Pour l’heure (ndlr : article écrit en 2006), ce sont les récents squatteurs, rêvant d’en faire un lieu d’animation, qui ont déclenché les premiers travaux : le murage des portes et fenêtres accessibles…
Alain Roy
Depuis quelques semaines (ndlr : article écrit à l’automne 2007), l’ancien squat des Verrières, aussi appelé Le Manoir, est vide de ses habitants. Cette grande bâtisse néo-gothique de la rue Godolin avait été investie, il y a un peu plus d’un an par un groupe de squatteurs.
Au cours de l’été 2006, le château apparemment abandonné est investi par des squatteurs, le but avancé est de rénover le bâtiment et d’en faire un lieu de vie (expositions de peintures et de photos, cours de dessin pour enfants…) Mais il y a une mésentente au sein des occupants, les premiers arrivants disparaissent et laissent place à un nouveau groupe.
Tous les mardis soirs un ciné-club est programmé, le jeudi, les squatteurs créent des rassemblements autour de repas collectifs et de cinéma en plein air, ils mettent en place des cours de capoeira. Le vendredi soir, des soirées techno / hard techno sont organisées. Ces soirées vont rapidement exaspérer le voisinage et les squatteurs eux-mêmes. Elles démarrent à 22h chaque vendredi et durent jusqu’au petit matin, voire jusqu’au lendemain dans la journée. De nombreuses nuisances les accompagnent : bruit dû au son mais aussi aux cris des joyeux fêtards, bagarres, chiens attachés aux immeubles avoisinants, dégradation des voitures de toute la rue Godolin (voitures fracturées, rétroviseurs arrachés.)
On atteint l’apothéose la semaine de la fête de la musique durant laquelle plusieurs jours de fête consécutifs sont organisés au Manoir. Après de nombreuses plaintes et une tentative de cambriolage au sein du squat, les occupants décident de ne plus faire de soirées, ils installent un grand panneau devant la porte d’entrée qui s’achève ainsi. « Tout individu qui essaiera de pénétrer dans le squat sera considéré comme un intrus ». Dans le courant du mois de septembre, les squatteurs sont expulsés, ils laissent le château dans un état aussi pitoyable qu’à leur arrivée.
Dernier propriétaire en titre de ce joli château toulousain, le promoteur bordelais – spécialiste de la transformation de monuments historiques en logements – veut le saucissonner en six appartements.

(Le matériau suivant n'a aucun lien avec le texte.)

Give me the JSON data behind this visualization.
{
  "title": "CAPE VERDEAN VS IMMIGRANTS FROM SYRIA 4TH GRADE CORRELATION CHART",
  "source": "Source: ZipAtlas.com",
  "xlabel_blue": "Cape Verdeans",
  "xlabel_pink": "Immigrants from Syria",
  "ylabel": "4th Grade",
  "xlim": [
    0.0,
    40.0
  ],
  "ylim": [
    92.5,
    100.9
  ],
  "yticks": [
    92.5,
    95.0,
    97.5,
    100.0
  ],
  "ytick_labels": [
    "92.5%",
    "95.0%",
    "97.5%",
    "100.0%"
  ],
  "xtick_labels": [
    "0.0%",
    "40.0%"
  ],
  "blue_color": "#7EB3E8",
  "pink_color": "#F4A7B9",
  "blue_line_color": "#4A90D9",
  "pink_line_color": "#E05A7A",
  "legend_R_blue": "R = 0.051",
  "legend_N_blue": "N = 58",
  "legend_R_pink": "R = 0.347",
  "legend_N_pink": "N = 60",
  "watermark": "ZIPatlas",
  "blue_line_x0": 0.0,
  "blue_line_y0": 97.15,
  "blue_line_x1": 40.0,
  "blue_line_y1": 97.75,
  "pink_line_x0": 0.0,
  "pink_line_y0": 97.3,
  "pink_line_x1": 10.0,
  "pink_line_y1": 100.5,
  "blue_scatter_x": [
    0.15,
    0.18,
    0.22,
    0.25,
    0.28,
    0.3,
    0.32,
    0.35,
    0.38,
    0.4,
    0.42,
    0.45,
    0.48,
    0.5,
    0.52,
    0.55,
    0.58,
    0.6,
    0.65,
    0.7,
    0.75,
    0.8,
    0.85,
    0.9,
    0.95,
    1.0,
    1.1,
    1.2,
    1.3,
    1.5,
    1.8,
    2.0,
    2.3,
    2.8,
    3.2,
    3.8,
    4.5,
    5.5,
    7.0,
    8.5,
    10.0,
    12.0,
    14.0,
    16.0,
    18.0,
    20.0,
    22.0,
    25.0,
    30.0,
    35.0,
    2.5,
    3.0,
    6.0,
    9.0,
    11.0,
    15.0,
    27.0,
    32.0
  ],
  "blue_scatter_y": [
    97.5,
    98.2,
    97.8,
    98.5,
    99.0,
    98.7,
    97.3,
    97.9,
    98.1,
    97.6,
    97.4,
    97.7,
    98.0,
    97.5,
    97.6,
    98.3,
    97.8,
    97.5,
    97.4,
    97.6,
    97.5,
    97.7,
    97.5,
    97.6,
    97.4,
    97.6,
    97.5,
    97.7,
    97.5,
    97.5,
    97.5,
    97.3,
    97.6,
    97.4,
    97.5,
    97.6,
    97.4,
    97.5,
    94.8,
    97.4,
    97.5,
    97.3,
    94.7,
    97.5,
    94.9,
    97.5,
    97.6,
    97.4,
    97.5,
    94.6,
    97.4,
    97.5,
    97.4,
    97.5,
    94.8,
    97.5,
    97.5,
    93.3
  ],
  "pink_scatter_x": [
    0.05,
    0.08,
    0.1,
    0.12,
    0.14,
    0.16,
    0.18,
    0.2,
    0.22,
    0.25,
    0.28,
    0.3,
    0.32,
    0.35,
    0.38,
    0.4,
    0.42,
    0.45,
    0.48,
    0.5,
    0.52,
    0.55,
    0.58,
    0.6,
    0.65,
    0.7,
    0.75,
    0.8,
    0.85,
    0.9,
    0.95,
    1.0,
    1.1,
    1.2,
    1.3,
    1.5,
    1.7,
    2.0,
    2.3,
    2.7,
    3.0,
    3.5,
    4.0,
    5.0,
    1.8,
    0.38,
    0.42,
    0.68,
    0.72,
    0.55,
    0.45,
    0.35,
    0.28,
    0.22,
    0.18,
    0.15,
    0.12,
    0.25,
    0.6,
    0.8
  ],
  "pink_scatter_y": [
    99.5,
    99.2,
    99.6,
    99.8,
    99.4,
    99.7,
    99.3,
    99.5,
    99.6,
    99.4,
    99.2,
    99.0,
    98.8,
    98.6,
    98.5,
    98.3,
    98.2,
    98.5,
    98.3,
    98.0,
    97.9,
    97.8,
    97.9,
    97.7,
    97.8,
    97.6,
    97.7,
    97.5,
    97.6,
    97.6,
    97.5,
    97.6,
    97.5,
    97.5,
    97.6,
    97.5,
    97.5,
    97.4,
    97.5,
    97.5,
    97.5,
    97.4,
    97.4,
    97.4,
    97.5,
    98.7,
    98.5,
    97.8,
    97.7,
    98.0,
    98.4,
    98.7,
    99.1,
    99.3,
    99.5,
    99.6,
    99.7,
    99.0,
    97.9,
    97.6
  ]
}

Plus de deux ans après la délivrance du permis de construire, et malgré le démontage des éléments métalliques qui défiguraient la terrasse, on n’ose plus guère espérer que ce monument soit enfin rénové comme il le mérite.
Des Verrières, symbole de réussite industrielle et artistique de Toulouse au 19ème siècle, on craint de retenir surtout l’incurie de nos édiles du 20ème à l’égard de notre patrimoine architectural et de son usage.